If you want information from DPS, you will have to spend money and send them a formal request for information under the Colorado Open Records Act, fondly known as CORA.
Even then, DPS administration won’t make it easy.
DPS refused to make public photographs of guns confiscated by the district. Stacy Wheeler, DPS open records coordinator, has decided for you that the photographs don’t add “anything meaningful to the public discourse” and, “only serves to undermine confidence in Denver Public Schools.” That last part is laughable, there is no confidence left to undermine.
I spoke to a DPS parent on the condition of anonymity, who submitted a CORA request asking how many students were on a safety plan or are in a pat-down safety protocol. Because DPS didn’t collect that data, the parent was required to send CORA requests at his own expense, to 28 of the 207 Denver schools to obtain that information.
How much longer will we allow DPS administration and board members to be unaccountable and play hide the ball from parents, students, and taxpayers alike?
And, while all that was being hidden from you, the dysfunctional Board swatted away Board President Xochitl “Sochi” Gaytan’s efforts to publicly censure Vice President Auon’tai Anderson for violating board policies after the East High School shooting. The Board was collectively heard saying, “nothing to see here move along” as they voted 6-1 to remove the item from their agenda. Anderson was previously publicly censured in 2021 after an investigation concluded he had flirted online with a 16-year-old student before knowing her age and made coercive and intimidating social media posts.

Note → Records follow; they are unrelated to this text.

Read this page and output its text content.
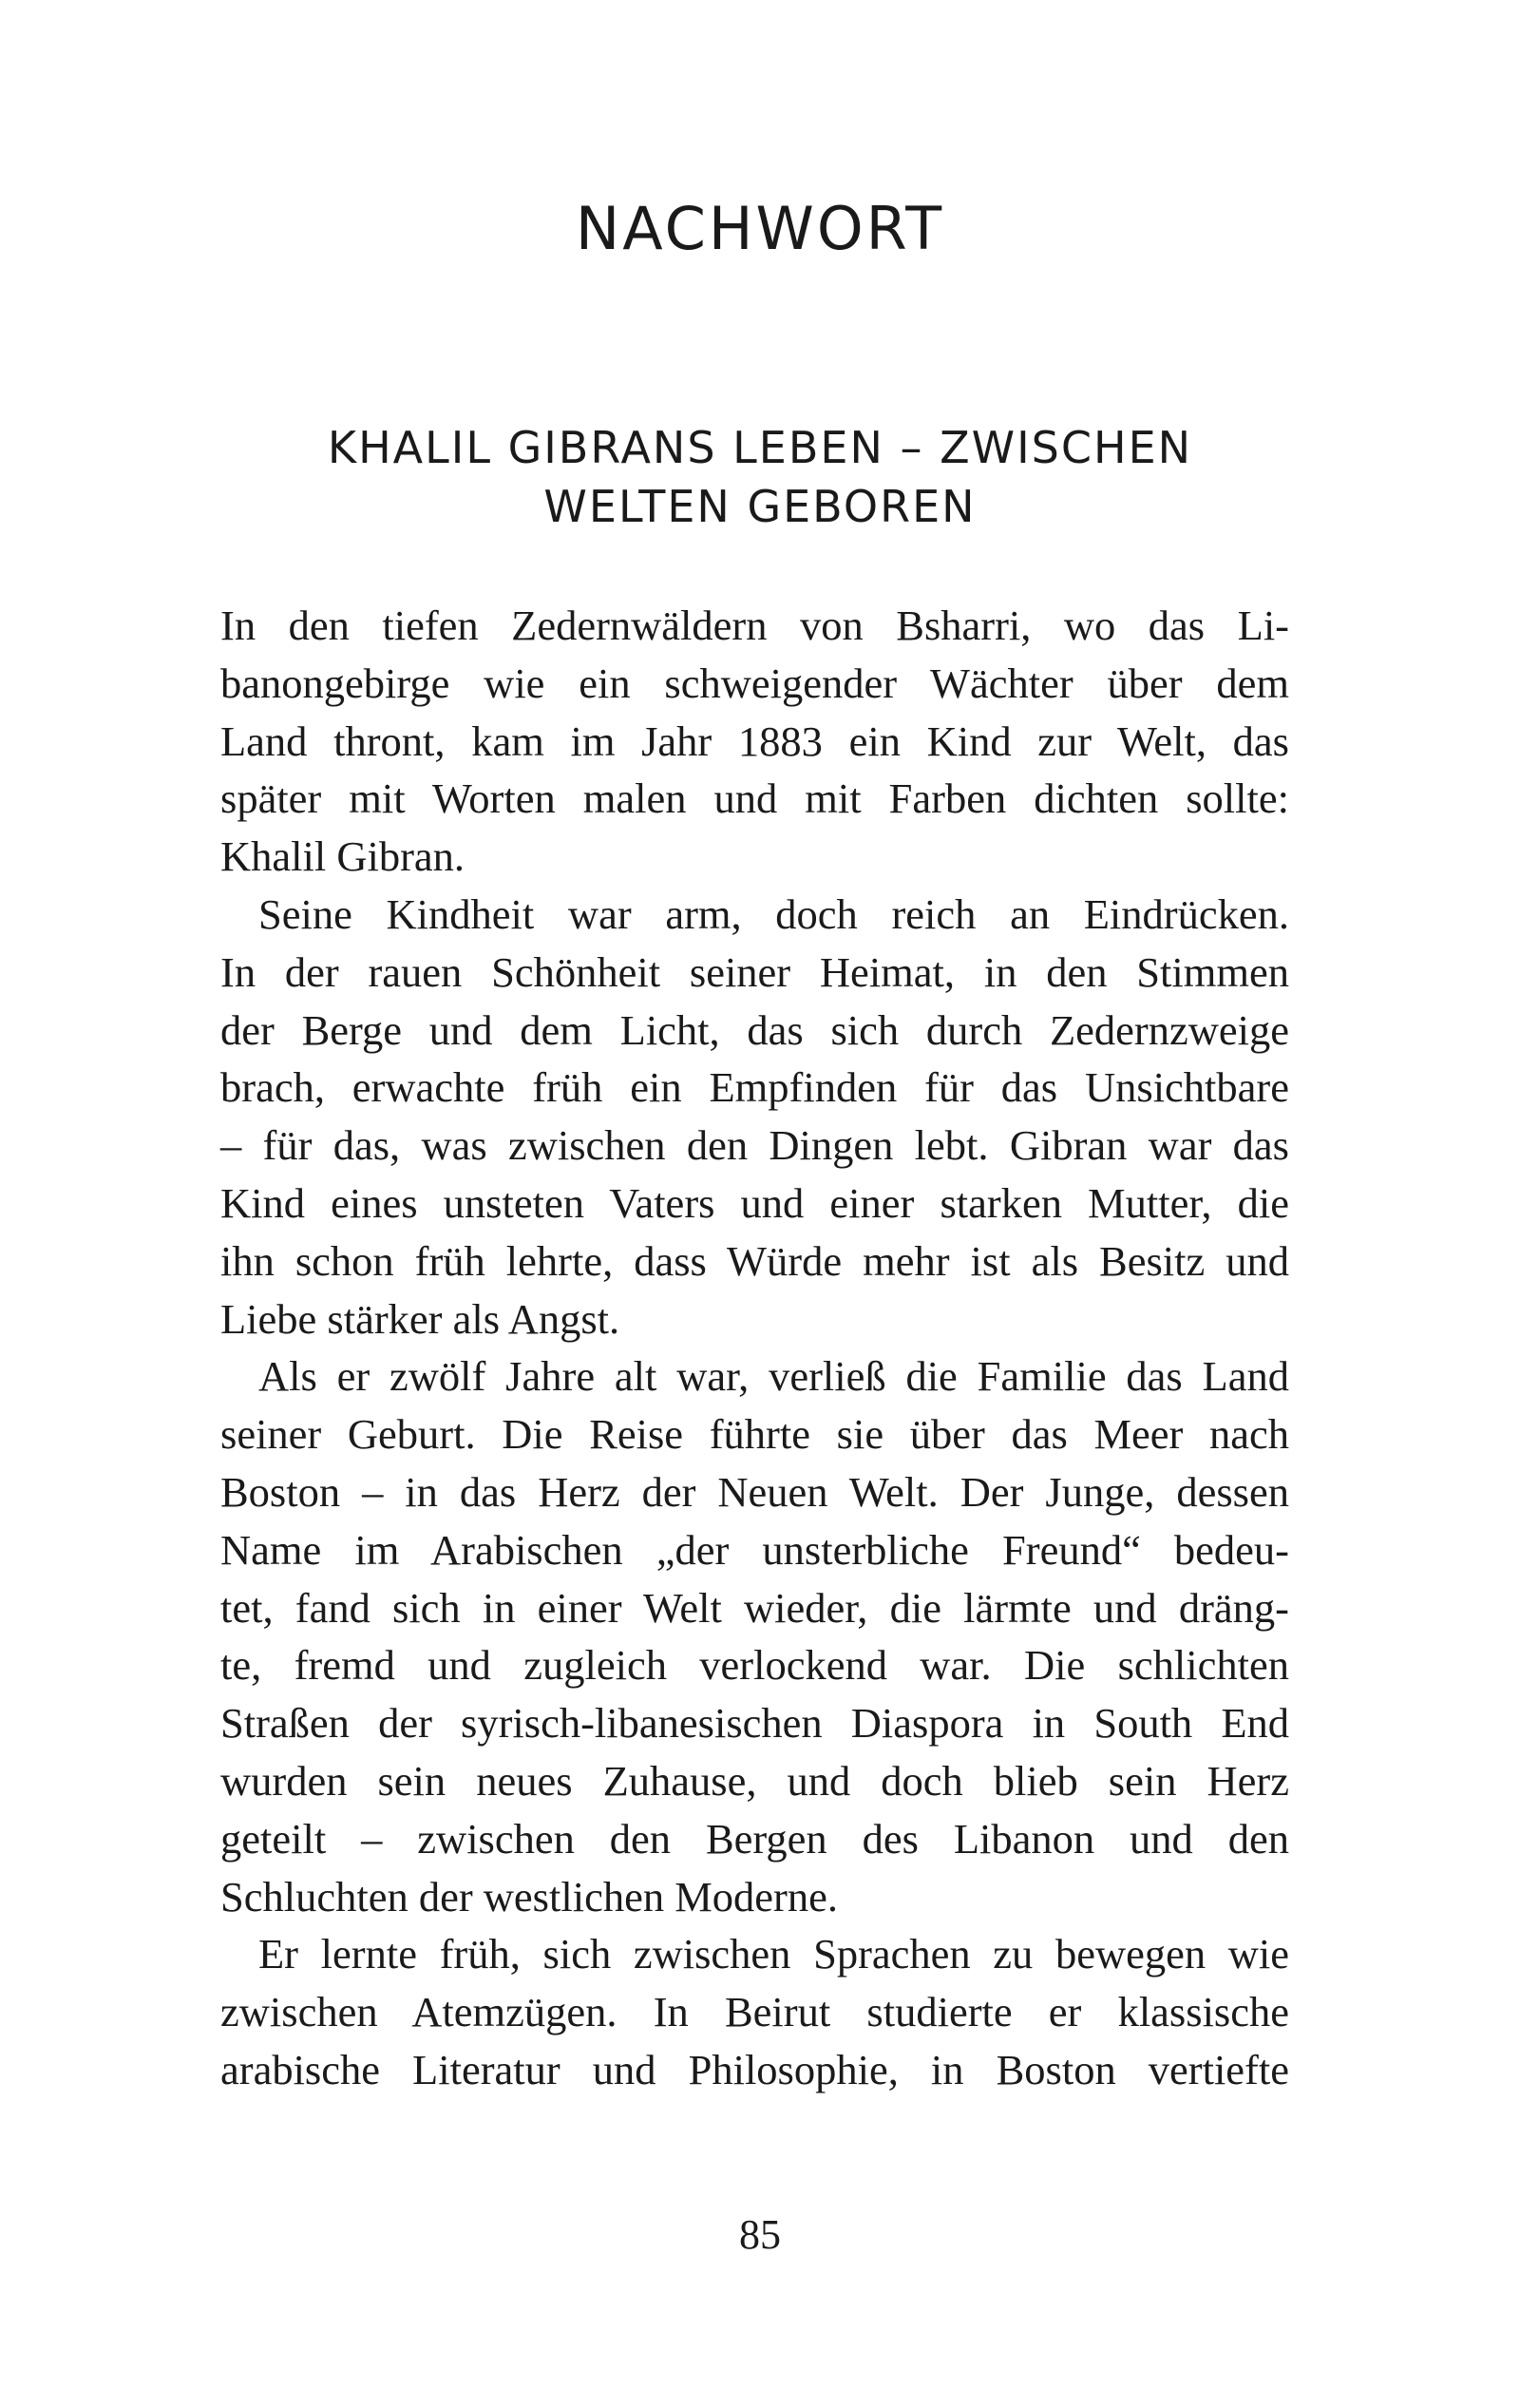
NACHWORT
KHALIL GIBRANS LEBEN – ZWISCHEN
WELTEN GEBOREN

In den tiefen Zedernwäldern von Bsharri, wo das Li-
banongebirge wie ein schweigender Wächter über dem
Land thront, kam im Jahr 1883 ein Kind zur Welt, das
später mit Worten malen und mit Farben dichten sollte:
Khalil Gibran.

Seine Kindheit war arm, doch reich an Eindrücken.
In der rauen Schönheit seiner Heimat, in den Stimmen
der Berge und dem Licht, das sich durch Zedernzweige
brach, erwachte früh ein Empfinden für das Unsichtbare
– für das, was zwischen den Dingen lebt. Gibran war das
Kind eines unsteten Vaters und einer starken Mutter, die
ihn schon früh lehrte, dass Würde mehr ist als Besitz und
Liebe stärker als Angst.

Als er zwölf Jahre alt war, verließ die Familie das Land
seiner Geburt. Die Reise führte sie über das Meer nach
Boston – in das Herz der Neuen Welt. Der Junge, dessen
Name im Arabischen „der unsterbliche Freund“ bedeu-
tet, fand sich in einer Welt wieder, die lärmte und dräng-
te, fremd und zugleich verlockend war. Die schlichten
Straßen der syrisch-libanesischen Diaspora in South End
wurden sein neues Zuhause, und doch blieb sein Herz
geteilt – zwischen den Bergen des Libanon und den
Schluchten der westlichen Moderne.

Er lernte früh, sich zwischen Sprachen zu bewegen wie
zwischen Atemzügen. In Beirut studierte er klassische
arabische Literatur und Philosophie, in Boston vertiefte

85
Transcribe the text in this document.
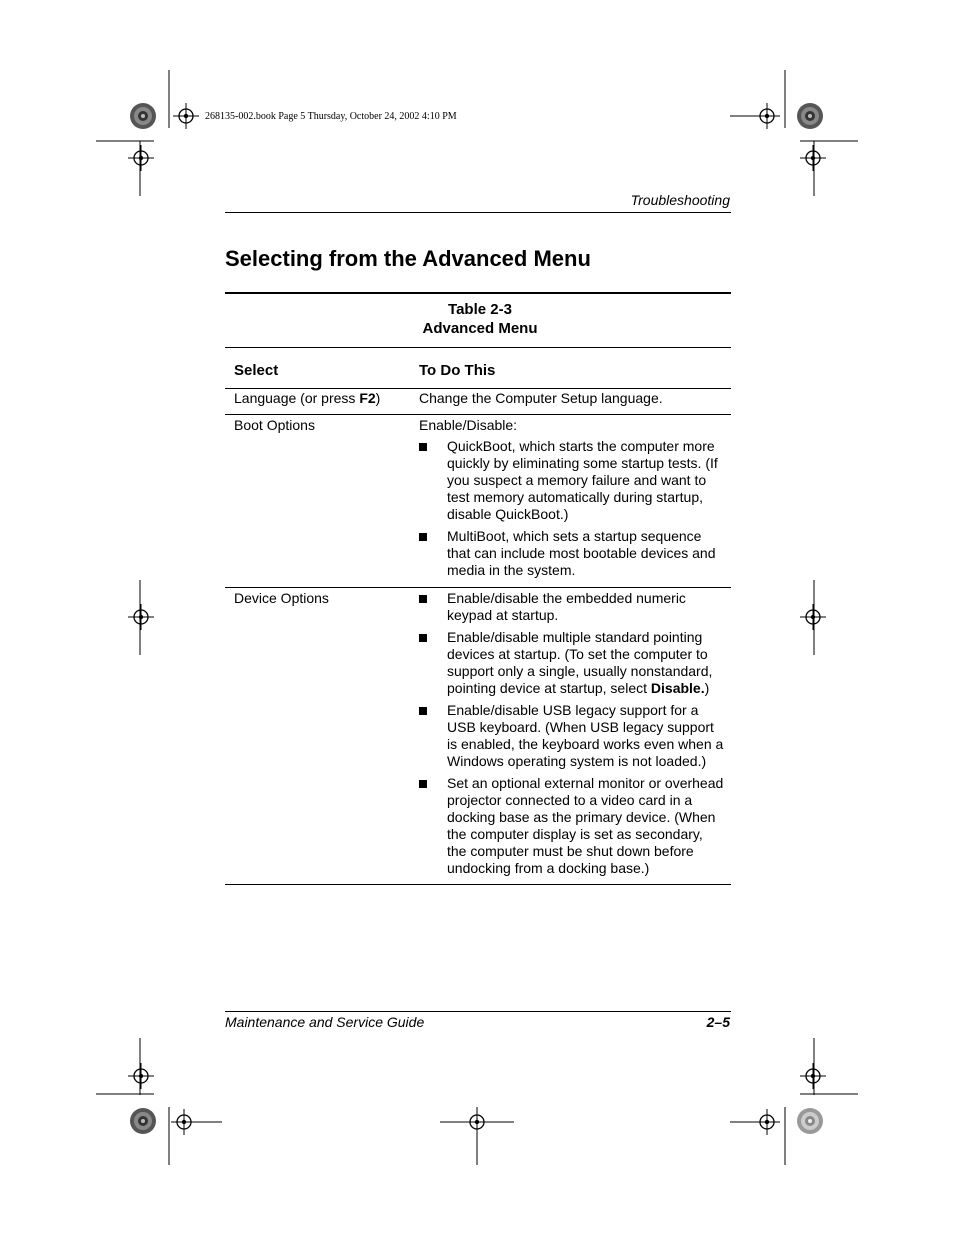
268135-002.book Page 5 Thursday, October 24, 2002 4:10 PM
Troubleshooting
Selecting from the Advanced Menu
Table 2-3
Advanced Menu
Select	To Do This
Language (or press F2)	Change the Computer Setup language.
Boot Options	Enable/Disable:
QuickBoot, which starts the computer more quickly by eliminating some startup tests. (If you suspect a memory failure and want to test memory automatically during startup, disable QuickBoot.)
MultiBoot, which sets a startup sequence that can include most bootable devices and media in the system.
Device Options	Enable/disable the embedded numeric keypad at startup.
Enable/disable multiple standard pointing devices at startup. (To set the computer to support only a single, usually nonstandard, pointing device at startup, select Disable.)
Enable/disable USB legacy support for a USB keyboard. (When USB legacy support is enabled, the keyboard works even when a Windows operating system is not loaded.)
Set an optional external monitor or overhead projector connected to a video card in a docking base as the primary device. (When the computer display is set as secondary, the computer must be shut down before undocking from a docking base.)
Maintenance and Service Guide	2–5
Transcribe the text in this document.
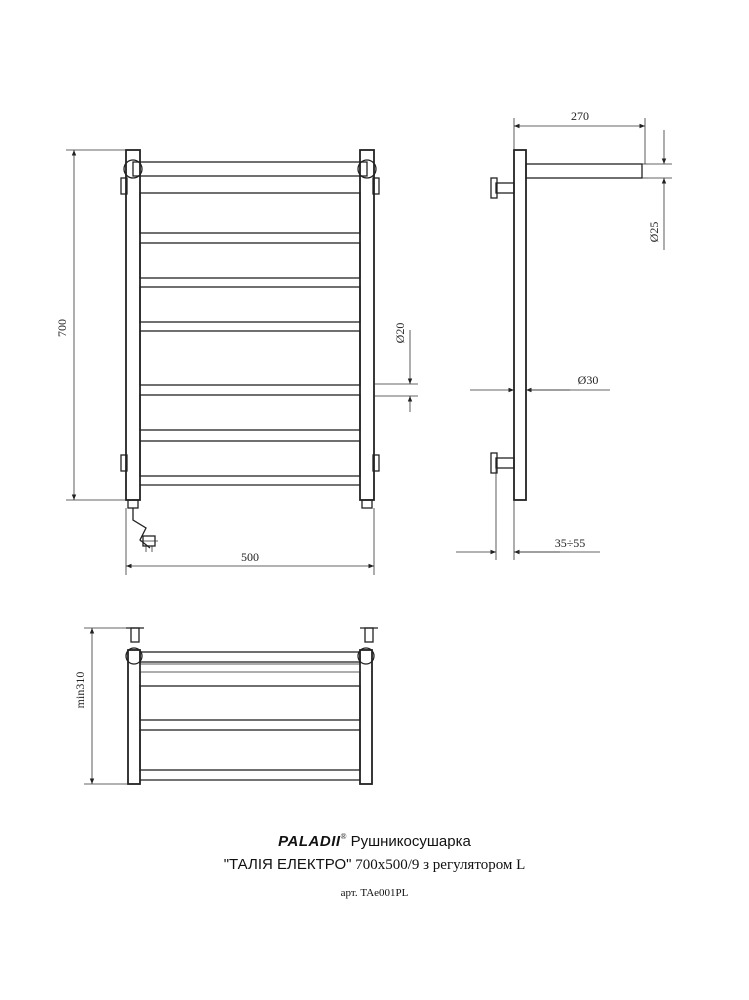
700
500
Ø20
270
Ø25
Ø30
35÷55
min310
PALADII® Рушникосушарка
"ТАЛІЯ ЕЛЕКТРО" 700х500/9 з регулятором L
арт. TAe001PL
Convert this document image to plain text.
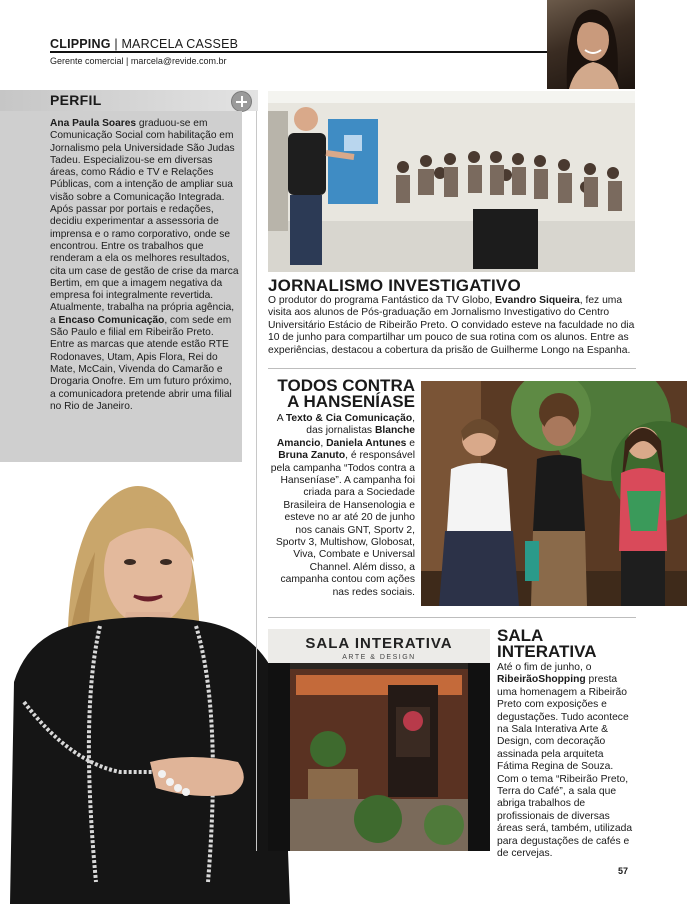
CLIPPING | MARCELA CASSEB
Gerente comercial | marcela@revide.com.br
PERFIL
Ana Paula Soares graduou-se em Comunicação Social com habilitação em Jornalismo pela Universidade São Judas Tadeu. Especializou-se em diversas áreas, como Rádio e TV e Relações Públicas, com a intenção de ampliar sua visão sobre a Comunicação Integrada. Após passar por portais e redações, decidiu experimentar a assessoria de imprensa e o ramo corporativo, onde se encontrou. Entre os trabalhos que renderam a ela os melhores resultados, cita um case de gestão de crise da marca Bertim, em que a imagem negativa da empresa foi integralmente revertida. Atualmente, trabalha na própria agência, a Encaso Comunicação, com sede em São Paulo e filial em Ribeirão Preto. Entre as marcas que atende estão RTE Rodonaves, Utam, Apis Flora, Rei do Mate, McCain, Vivenda do Camarão e Drogaria Onofre. Em um futuro próximo, a comunicadora pretende abrir uma filial no Rio de Janeiro.
JORNALISMO INVESTIGATIVO
O produtor do programa Fantástico da TV Globo, Evandro Siqueira, fez uma visita aos alunos de Pós-graduação em Jornalismo Investigativo do Centro Universitário Estácio de Ribeirão Preto. O convidado esteve na faculdade no dia 10 de junho para compartilhar um pouco de sua rotina com os alunos. Entre as experiências, destacou a cobertura da prisão de Guilherme Longo na Espanha.
TODOS CONTRA
A HANSENÍASE
A Texto & Cia Comunicação, das jornalistas Blanche Amancio, Daniela Antunes e Bruna Zanuto, é responsável pela campanha “Todos contra a Hanseníase”. A campanha foi criada para a Sociedade Brasileira de Hansenologia e esteve no ar até 20 de junho nos canais GNT, Sportv 2, Sportv 3, Multishow, Globosat, Viva, Combate e Universal Channel. Além disso, a campanha contou com ações nas redes sociais.
SALA INTERATIVA
ARTE & DESIGN
SALA
INTERATIVA
Até o fim de junho, o RibeirãoShopping presta uma homenagem a Ribeirão Preto com exposições e degustações. Tudo acontece na Sala Interativa Arte & Design, com decoração assinada pela arquiteta Fátima Regina de Souza. Com o tema “Ribeirão Preto, Terra do Café”, a sala que abriga trabalhos de profissionais de diversas áreas será, também, utilizada para degustações de cafés e de cervejas.
57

Parents have reached a tipping point.
A newly formed group of DPS parents created Parents-Safety Advocacy Group or P-SAG, which already has 950 members, is demanding that DPS provide more data and transparency to keep DPS students safe.
Meanwhile, Heather Lamm, along with a diverse group of parents from across the city, started a Resign DPS Board petition campaign, which you can find online, that calls for the removal of all 7 DPS Board members. Lamm, the mother of a senior at East High, believes that the shooting, “could have been and should have been avoided if the Board was listening to its own leaders”.
Only three of the seven Board seats are up this November and some interesting potential candidates, like Kwame Spearman, have begun to emerge. Spearman recently stepped down from his role as CEO of Tattered Cover.
However, winning these three seats would not give the new members a majority. To gain the majority, another member would need to resign. Otherwise, parents and the community could run recall elections to remove one or more of the remaining members.
As for me, I support an all-of-the-above campaign. For our children’s sake, it’s time to hold this board accountable.
Doug Friednash grew up in Denver and is a partner with the law firm Brownstein Hyatt Farber and Schreck. He is the former chief of staff for Gov. John Hickenlooper.